Nel caso in esame il Tribunale ha accertato da un lato la scarsa attendibilità e la contraddittorietà della narrazione dell’istante circa i motivi che lo avevano indotto ad abbandonare il paese di origine (avendo questi una volta affermato di essere accusato di avere ucciso un amico, un’altra di essere andato via per motivi meramente economici), dall’altro che dai fatti narrati non emergeva alcuna aggressione da parte dei familiari dell’ucciso e neppure una denuncia o la sottoposizione del richiedente a un procedimento penale.

Tali rationes decidendi non sono state specificamente impugnate (Cass. 19989/2017).

E l’invocato dovere di cooperazione, in difetto di un’allegazione dei fatti che sia credibile, non può essere attivato (Cass. 3016/2019, Cass. 27336/2018).

Nè è possibile ritenere che il primo giudizio sia in qualche modo inficiato dalla mancata audizione del ricorrente, pur in mancanza della videoregistrazione del suo colloquio avanti alla commissione territoriale, in quanto, ove ci si trovi in presenza di una domanda di protezione internazionale manifestamente infondata, non consegue automaticamente l’obbligo di procedere all’audizione del richiedente (Cass. 3029/2019).

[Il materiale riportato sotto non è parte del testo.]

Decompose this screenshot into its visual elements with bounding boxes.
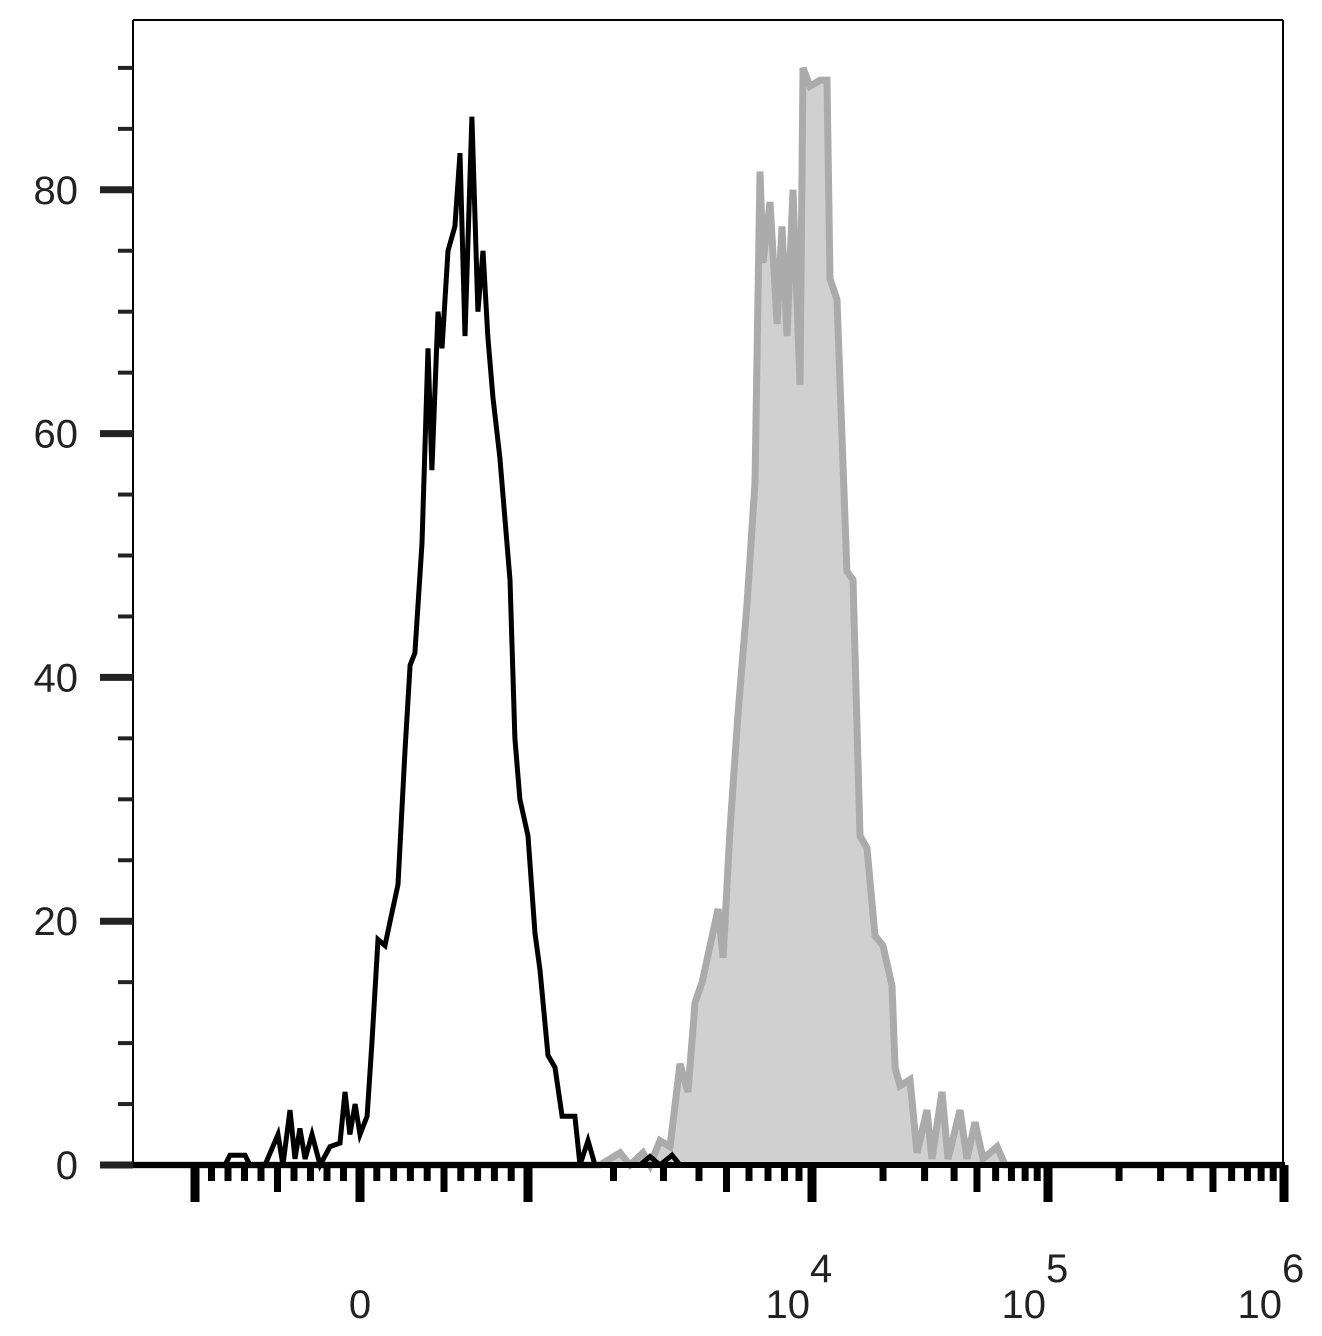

4.1 Con il terzo motivo la sentenza impugnata è censurata per violazione del D.Lgs. n. 286 del 1998, art. 5, comma 6, e vizio di motivazione rispetto alla mancata concessione del permesso di soggiorno per motivi umanitari: il Tribunale non avrebbe effettuato alcuna valutazione comparativa fra la situazione di integrazione in cui si trovava in Italia il richiedente asilo e la situazione di vulnerabilità, per violazione o impedimento all’esercizio dei diritti umani inalienabili, a cui sarebbe stato esposto in caso di rimpatrio.

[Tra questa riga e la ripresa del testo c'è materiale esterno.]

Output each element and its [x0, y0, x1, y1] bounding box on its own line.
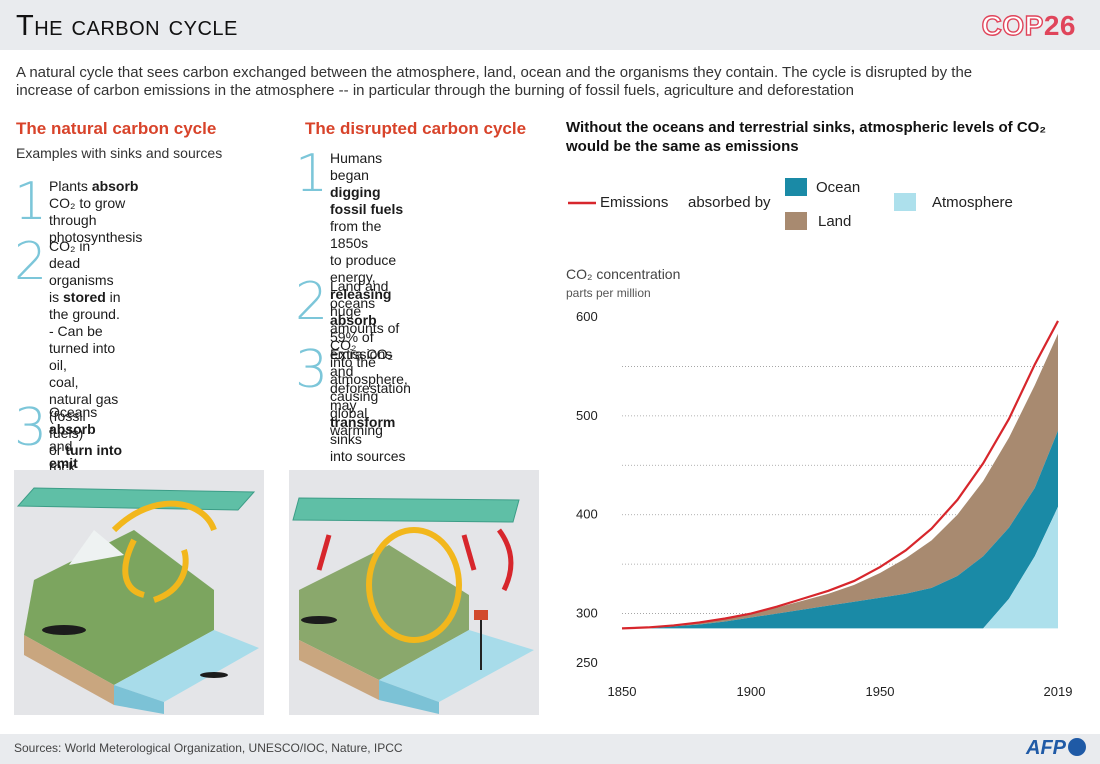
step-number: 3 [14, 398, 48, 458]
y-axis-unit: parts per million [566, 286, 651, 300]
step-text: Humans began digging fossil fuels from t… [330, 150, 408, 438]
step-text: Plants absorb CO₂ to grow through photos… [49, 178, 143, 245]
cop26-logo: COP26 [981, 9, 1076, 41]
emissions-line [621, 320, 1059, 630]
ocean-swatch [785, 178, 807, 196]
x-tick-label: 1850 [608, 684, 637, 699]
step-number: 1 [295, 144, 329, 204]
legend-absorbed-by: absorbed by [688, 194, 771, 211]
legend-atmosphere: Atmosphere [932, 194, 1013, 211]
y-tick-label: 500 [576, 408, 598, 423]
y-tick-label: 300 [576, 606, 598, 621]
land-area [622, 333, 1058, 629]
step-number: 2 [295, 272, 329, 332]
legend-emissions: Emissions [600, 194, 669, 211]
natural-cycle-heading: The natural carbon cycle [16, 119, 217, 138]
x-tick-label: 2019 [1044, 684, 1073, 699]
x-tick-labels: 1850 1900 1950 2019 [608, 684, 1073, 699]
atmosphere-area [622, 506, 1058, 629]
co2-chart: CO₂ concentration parts per million 250 3… [566, 266, 1073, 699]
y-tick-label: 400 [576, 507, 598, 522]
emissions-line-layer [621, 320, 1059, 630]
area-layers [622, 333, 1058, 629]
disrupted-cycle-illustration [289, 470, 539, 715]
x-tick-label: 1900 [737, 684, 766, 699]
emissions-legend-line [568, 201, 596, 205]
disrupted-cycle-heading: The disrupted carbon cycle [305, 119, 527, 138]
intro-text: A natural cycle that sees carbon exchang… [16, 64, 973, 99]
land-swatch [785, 212, 807, 230]
chart-heading: Without the oceans and terrestrial sinks… [566, 119, 1046, 155]
step-number: 2 [14, 232, 48, 292]
sources-text: Sources: World Meterological Organizatio… [14, 741, 403, 755]
y-axis-label: CO₂ concentration [566, 266, 680, 282]
atmosphere-swatch [894, 193, 916, 211]
afp-logo: AFP [1026, 737, 1086, 760]
step-number: 3 [295, 340, 329, 400]
legend-ocean: Ocean [816, 179, 861, 196]
natural-cycle-illustration [14, 470, 264, 715]
step-text: Land and oceans absorb 59% of emissions [330, 278, 393, 362]
natural-cycle-subheading: Examples with sinks and sources [16, 145, 223, 161]
footer-bar: Sources: World Meterological Organizatio… [0, 734, 1100, 764]
legend-land: Land [818, 213, 852, 230]
step-number: 1 [14, 172, 48, 232]
y-tick-labels: 250 300 400 500 600 [576, 309, 598, 670]
y-tick-label: 600 [576, 309, 598, 324]
page-title: The carbon cycle [16, 10, 238, 42]
x-tick-label: 1950 [866, 684, 895, 699]
header-bar: The carbon cycle COP26 [0, 0, 1100, 50]
y-tick-label: 250 [576, 655, 598, 670]
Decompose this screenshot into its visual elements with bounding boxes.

4.2 Il motivo è inammissibile.

Vero è che il Tribunale era chiamato a valutare la sussistenza del diritto al permesso di soggiorno per motivi umanitari D.Lgs. n. 286 del 1998, ex art. 5, comma 6, – nel regime previgente applicabile alla fattispecie concreta (Cass. 4890/2019) – all’esito di una effettiva valutazione comparativa della situazione soggettiva ed oggettiva del richiedente con riferimento al paese d’origine, al fine di verificare se il rimpatrio potesse determinare la privazione della titolarità e dell’esercizio dei diritti umani, al di sotto del nucleo ineliminabile costitutivo dello statuto della dignità personale, in correlazione con la situazione d’integrazione raggiunta nel paese d’accoglienza (Cass. 4455/2018).

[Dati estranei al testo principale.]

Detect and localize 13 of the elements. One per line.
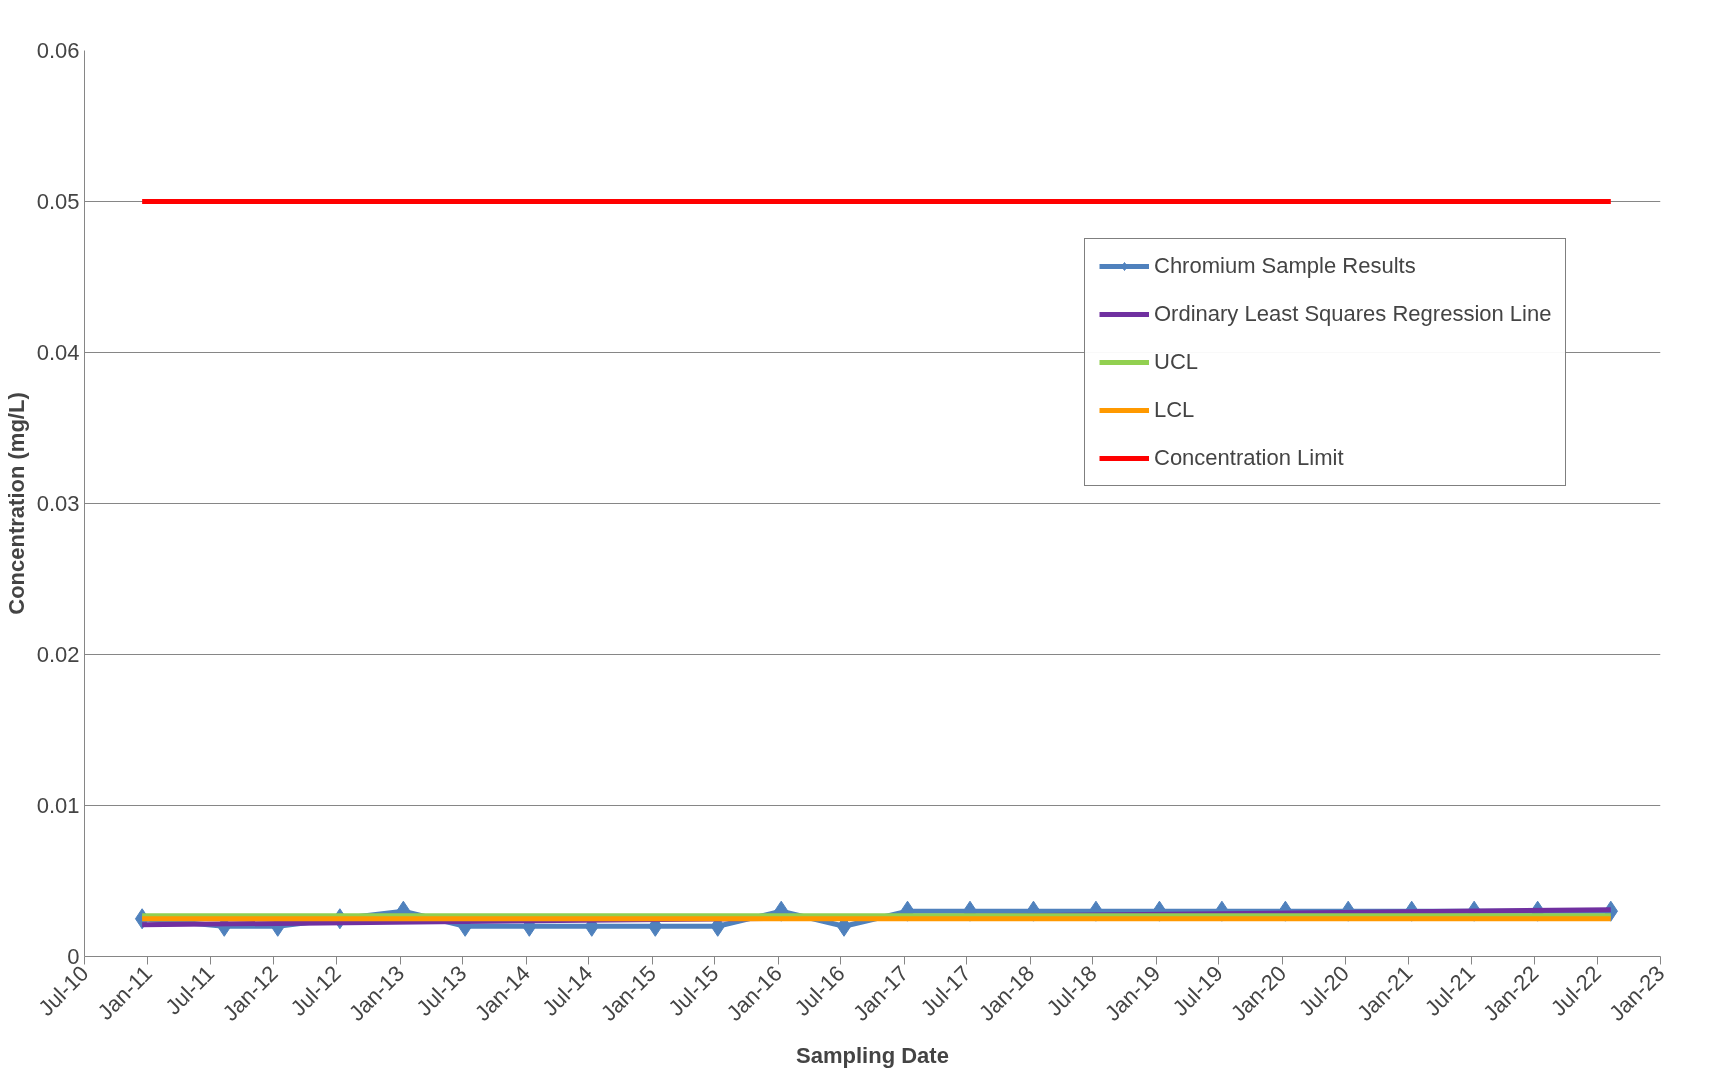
x-axis-title: Sampling Date bbox=[796, 1042, 949, 1068]
y-tick-label: 0.04 bbox=[36, 340, 80, 365]
legend-label: LCL bbox=[1154, 397, 1195, 423]
y-tick-label: 0.06 bbox=[36, 38, 80, 63]
y-tick-label: 0.03 bbox=[36, 491, 80, 516]
y-tick-label: 0.02 bbox=[36, 642, 80, 667]
y-tick-label: 0.01 bbox=[36, 793, 80, 818]
legend-label: Ordinary Least Squares Regression Line bbox=[1154, 301, 1552, 327]
y-axis-title: Concentration (mg/L) bbox=[3, 392, 29, 615]
legend-label: Concentration Limit bbox=[1154, 445, 1344, 471]
y-tick-label: 0.05 bbox=[36, 189, 80, 214]
legend-label: UCL bbox=[1154, 349, 1199, 375]
legend-label: Chromium Sample Results bbox=[1154, 253, 1416, 279]
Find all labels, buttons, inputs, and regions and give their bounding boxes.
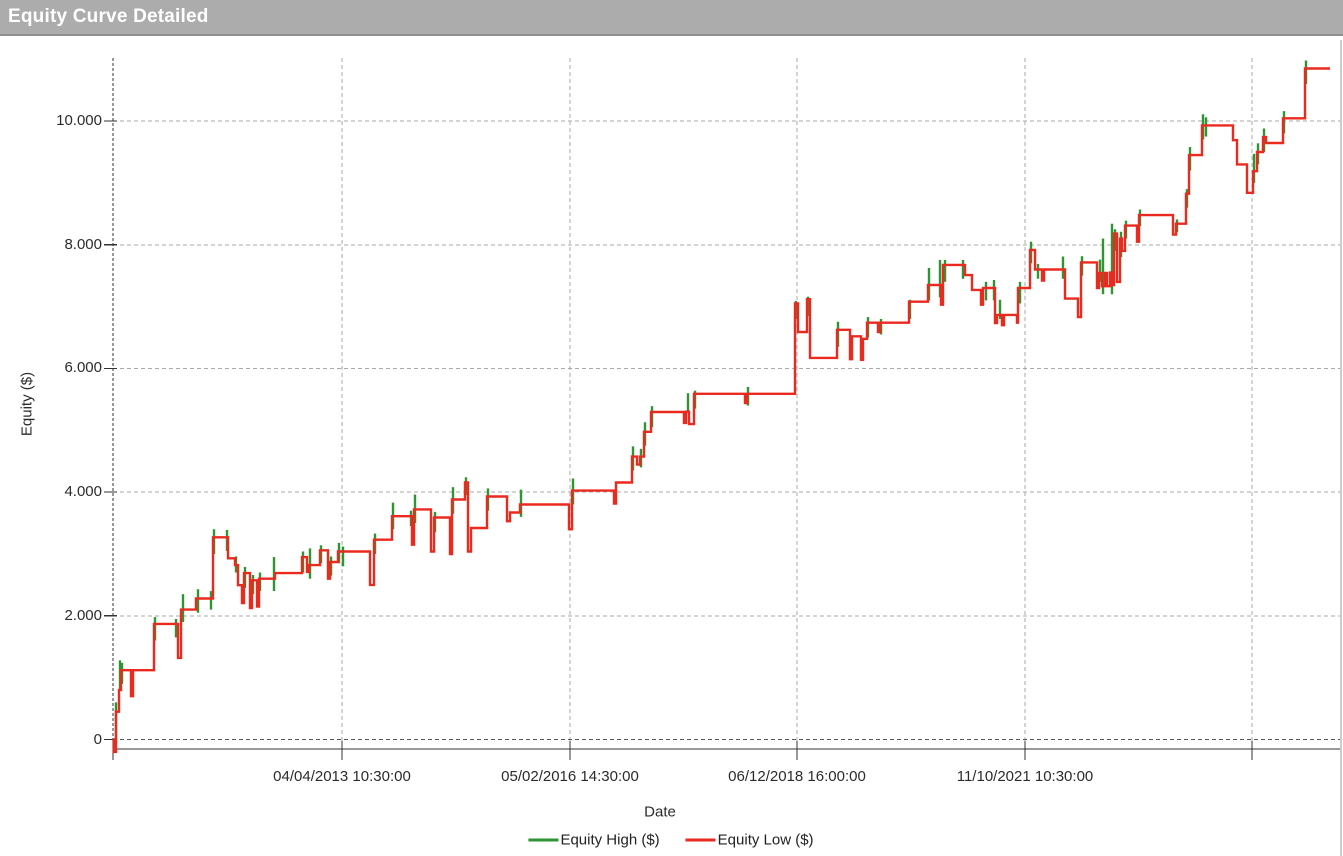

Il che però è proprio quanto ha fatto il giudice del merito, il quale da una parte ha constatato come il migrante non avesse allegato motivi specifici di vulnerabilità nè fornito elementi utili a lasciar ritenere che egli avesse avviato un serio percorso di integrazione in Italia, dall’altra, laddove ha rimarcato il miglioramento in (OMISSIS) del rispetto per le libertà civili, ha nella sostanza reputato che le condizioni del paese d’origine non consentissero di ritenere che un eventuale rimpatrio avrebbe compromesso la titolarità e l’esercizio dei diritti umani al di sotto del loro nucleo ineliminabile.

A fronte di tale giudizio di fatto, incensurabile in questa sede, il mezzo si fonda su argomentazioni del tutto generiche e di principio, inidonee a minare la ratio decidendi posta dal giudice di merito a base della decisione impugnata.

5. In forza dei motivi sopra illustrati il ricorso va pertanto dichiarato inammissibile.

Le spese seguono la soccombenza e si liquidano come da dispositivo.

P.Q.M.

La Corte dichiara inammissibile il ricorso e condanna il ricorrente al rimborso delle spese del giudizio di cassazione, che liquida in Euro 2.100, oltre spese generali prenotate a debito, accessori come per legge e contributo spese generali nella misura del 15%.

Ai sensi del D.P.R. n. 115 del 2002, art. 13, comma 1 quater, si dà atto della non sussistenza dei presupposti per il versamento da parte del ricorrente dell’ulteriore importo a titolo di contributo unificato pari a quello dovuto per il ricorso principale, a norma dello stesso art. 13, comma 1 bis.

Così deciso in Roma, il 13 marzo 2019.